One day in Paris, 40 years later…

Forty years ago, on Monday 24 May 1976, 11 wine experts met in a room in Paris to evaluate 20 wines, 10 cabernets and 10 chardonnays. This meeting has become known as the Judgment of Paris, which is a play on words from a beauty contest in Greek mythology, and was used as the title of the first magazine article reporting the results. These results surprised a lot of people — 12 of the wines were from California, and they did very well against the 8 French wines, when tasted blind.

Indeed, when the results were announced 6 weeks after the event, the American media started to make a fuss about this, noting especially that 9 of the 11 judges were French. Some of the media reports claimed, as part of their bicentennial jubilation, that this result proved that US wines were better than their European counterparts. Certainly, this event marks the time from which American wines were taken seriously outside their own country. There is even an entire book on the subject (by George M. Taber, see the reference list), plus a “comedy-drama” movie (Bottle Shock, 2008).

The Paris event is still celebrated by the wine media every 10 years; and there is no reason why this blog should be any different. Indeed, this year the National Museum of

Photo courtesy Flickr user ayako

Photo courtesy Flickr user ayako

American History also celebrated the event; the Museum even holds example bottles of the two “winning” wines.

Here, I would like to look at the results of the tasting itself, to see whether they justify any of this fuss. This is not a look at the wines (sadly long gone in most cases), nor their qualities (good or bad), nor their makers, nor their judges, nor their historical influence. The numbers themselves can tell us things; so let’s look at what they have to say.

This topic has been tackled by a number of researchers over the years, and their resulting publications appear in the list at the end of this post. Much of what I have to say here is explained in more detail in those papers.

The most important thing to do with numbers is not to over-interpret them.

After all, if we measure any group of objects then they will rarely all be identical. One of them will have the biggest measurement and one will have the smallest; but does this difference matter in any practical sense?

To take one famous example, in 1942 Reader’s Digest had a laboratory measure the nicotine, tar and resin levels among seven leading cigarette brands. Needless to say, one of the brands had the lowest levels, although the differences between all of the cigarettes were minuscule. Nevertheless, the advertising agency representing Old Gold started a “Guard Your Throat” campaign, claiming that their cigarette brand was now proven to be the best for smokers. This ended in a court case, in which the judge severely criticized the company for deliberately misleading advertising.

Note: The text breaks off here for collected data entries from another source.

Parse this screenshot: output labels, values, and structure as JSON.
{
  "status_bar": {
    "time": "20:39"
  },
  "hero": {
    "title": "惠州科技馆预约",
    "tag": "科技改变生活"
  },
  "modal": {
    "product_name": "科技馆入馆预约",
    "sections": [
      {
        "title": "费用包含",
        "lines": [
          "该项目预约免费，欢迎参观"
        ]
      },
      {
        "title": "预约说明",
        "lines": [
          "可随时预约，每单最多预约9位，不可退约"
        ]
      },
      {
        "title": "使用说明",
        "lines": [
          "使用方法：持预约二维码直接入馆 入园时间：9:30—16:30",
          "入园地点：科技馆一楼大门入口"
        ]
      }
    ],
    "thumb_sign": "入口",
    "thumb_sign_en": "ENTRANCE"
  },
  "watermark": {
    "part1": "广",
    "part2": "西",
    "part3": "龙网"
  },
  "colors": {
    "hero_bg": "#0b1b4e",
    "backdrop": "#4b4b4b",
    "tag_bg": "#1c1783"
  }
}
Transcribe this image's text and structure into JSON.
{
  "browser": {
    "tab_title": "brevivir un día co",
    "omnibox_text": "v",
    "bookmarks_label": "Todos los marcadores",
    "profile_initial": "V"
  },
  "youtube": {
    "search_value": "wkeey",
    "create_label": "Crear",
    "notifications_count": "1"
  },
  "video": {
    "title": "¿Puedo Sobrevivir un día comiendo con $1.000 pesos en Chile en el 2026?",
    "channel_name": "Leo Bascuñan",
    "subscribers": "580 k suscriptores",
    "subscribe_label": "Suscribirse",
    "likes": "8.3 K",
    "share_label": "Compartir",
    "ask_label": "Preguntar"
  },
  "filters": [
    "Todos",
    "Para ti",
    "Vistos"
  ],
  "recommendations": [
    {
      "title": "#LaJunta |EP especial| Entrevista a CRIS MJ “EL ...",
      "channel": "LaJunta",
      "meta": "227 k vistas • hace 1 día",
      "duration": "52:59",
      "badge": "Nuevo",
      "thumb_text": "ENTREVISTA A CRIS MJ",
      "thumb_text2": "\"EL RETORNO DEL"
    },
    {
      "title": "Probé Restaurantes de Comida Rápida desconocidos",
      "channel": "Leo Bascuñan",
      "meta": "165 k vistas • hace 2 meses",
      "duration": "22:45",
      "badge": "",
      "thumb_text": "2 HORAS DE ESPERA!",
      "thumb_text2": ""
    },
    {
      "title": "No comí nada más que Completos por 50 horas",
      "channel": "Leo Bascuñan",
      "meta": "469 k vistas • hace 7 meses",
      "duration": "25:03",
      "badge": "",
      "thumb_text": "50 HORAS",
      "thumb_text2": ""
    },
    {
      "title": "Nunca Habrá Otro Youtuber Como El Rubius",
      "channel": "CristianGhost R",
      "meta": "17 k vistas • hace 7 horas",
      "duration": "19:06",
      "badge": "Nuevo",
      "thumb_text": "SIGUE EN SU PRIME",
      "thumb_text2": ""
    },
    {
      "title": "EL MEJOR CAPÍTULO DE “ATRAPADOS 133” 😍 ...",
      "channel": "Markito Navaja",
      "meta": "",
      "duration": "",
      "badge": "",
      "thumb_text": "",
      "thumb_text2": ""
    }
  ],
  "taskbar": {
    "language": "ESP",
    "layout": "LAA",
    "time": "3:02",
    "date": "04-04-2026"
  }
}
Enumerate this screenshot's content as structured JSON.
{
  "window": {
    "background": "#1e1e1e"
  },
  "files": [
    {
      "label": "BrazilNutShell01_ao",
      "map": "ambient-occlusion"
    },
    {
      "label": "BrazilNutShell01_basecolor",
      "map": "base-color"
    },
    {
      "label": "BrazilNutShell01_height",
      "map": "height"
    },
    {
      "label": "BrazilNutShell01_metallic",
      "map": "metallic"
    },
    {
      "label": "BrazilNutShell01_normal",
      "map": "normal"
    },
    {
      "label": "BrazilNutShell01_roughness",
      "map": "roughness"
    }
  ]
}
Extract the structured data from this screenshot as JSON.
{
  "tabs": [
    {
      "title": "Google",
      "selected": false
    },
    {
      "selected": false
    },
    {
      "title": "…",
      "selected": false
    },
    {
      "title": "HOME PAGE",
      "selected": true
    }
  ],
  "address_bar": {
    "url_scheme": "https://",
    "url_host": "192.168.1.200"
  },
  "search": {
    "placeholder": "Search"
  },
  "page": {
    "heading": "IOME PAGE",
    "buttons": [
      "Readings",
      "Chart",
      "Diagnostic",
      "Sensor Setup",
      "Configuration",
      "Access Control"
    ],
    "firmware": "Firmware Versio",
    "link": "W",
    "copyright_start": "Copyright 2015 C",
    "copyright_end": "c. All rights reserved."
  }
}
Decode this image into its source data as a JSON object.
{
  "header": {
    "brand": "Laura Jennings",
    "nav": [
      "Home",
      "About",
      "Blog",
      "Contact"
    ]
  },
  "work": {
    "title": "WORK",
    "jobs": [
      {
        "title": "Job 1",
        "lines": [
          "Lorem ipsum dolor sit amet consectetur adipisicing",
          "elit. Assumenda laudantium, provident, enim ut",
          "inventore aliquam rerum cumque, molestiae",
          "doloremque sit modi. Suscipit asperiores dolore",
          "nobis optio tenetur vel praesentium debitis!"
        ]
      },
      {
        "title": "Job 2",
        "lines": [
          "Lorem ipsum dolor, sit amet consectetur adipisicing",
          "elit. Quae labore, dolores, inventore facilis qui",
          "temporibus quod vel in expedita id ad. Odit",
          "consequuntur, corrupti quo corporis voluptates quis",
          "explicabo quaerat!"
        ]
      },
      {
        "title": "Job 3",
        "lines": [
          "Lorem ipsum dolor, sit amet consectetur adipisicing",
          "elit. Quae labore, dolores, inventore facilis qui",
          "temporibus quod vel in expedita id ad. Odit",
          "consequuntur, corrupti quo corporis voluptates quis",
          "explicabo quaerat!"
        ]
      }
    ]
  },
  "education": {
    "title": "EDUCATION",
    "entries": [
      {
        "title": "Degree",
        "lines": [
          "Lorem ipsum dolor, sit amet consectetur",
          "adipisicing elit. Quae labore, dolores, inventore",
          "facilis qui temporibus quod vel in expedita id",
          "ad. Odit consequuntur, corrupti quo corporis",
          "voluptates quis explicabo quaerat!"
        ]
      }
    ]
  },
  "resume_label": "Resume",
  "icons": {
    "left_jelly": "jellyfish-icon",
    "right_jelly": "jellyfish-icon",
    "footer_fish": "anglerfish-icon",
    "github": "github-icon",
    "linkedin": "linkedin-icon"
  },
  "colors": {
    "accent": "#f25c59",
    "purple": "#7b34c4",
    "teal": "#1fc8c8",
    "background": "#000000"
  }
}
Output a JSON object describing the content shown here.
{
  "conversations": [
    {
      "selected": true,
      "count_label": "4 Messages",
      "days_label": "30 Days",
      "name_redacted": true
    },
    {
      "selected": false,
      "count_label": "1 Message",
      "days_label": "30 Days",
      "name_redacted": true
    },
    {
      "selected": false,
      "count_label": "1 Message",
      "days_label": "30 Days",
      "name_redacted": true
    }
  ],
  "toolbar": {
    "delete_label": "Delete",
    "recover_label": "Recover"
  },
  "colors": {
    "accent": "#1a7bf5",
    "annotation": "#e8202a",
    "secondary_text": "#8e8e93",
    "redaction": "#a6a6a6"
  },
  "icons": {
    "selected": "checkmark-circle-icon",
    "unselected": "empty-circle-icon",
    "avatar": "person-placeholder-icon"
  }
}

We should not make the same mistake here. Clearly, the wines in Paris were given different scores; but we need to ask ourselves whether these differences mean that some of the wines were intrinsically better than any of the others. As Orley Ashenfleter and Richard Quandt have noted (see their paper below):

“The results of any wine tasting will be solemnly reported, with a winner and a loser being declared, without any concern for whether the results would be replicated the next day or for whether there is enough agreement among the evaluators so that any meaningful conclusion may be drawn.”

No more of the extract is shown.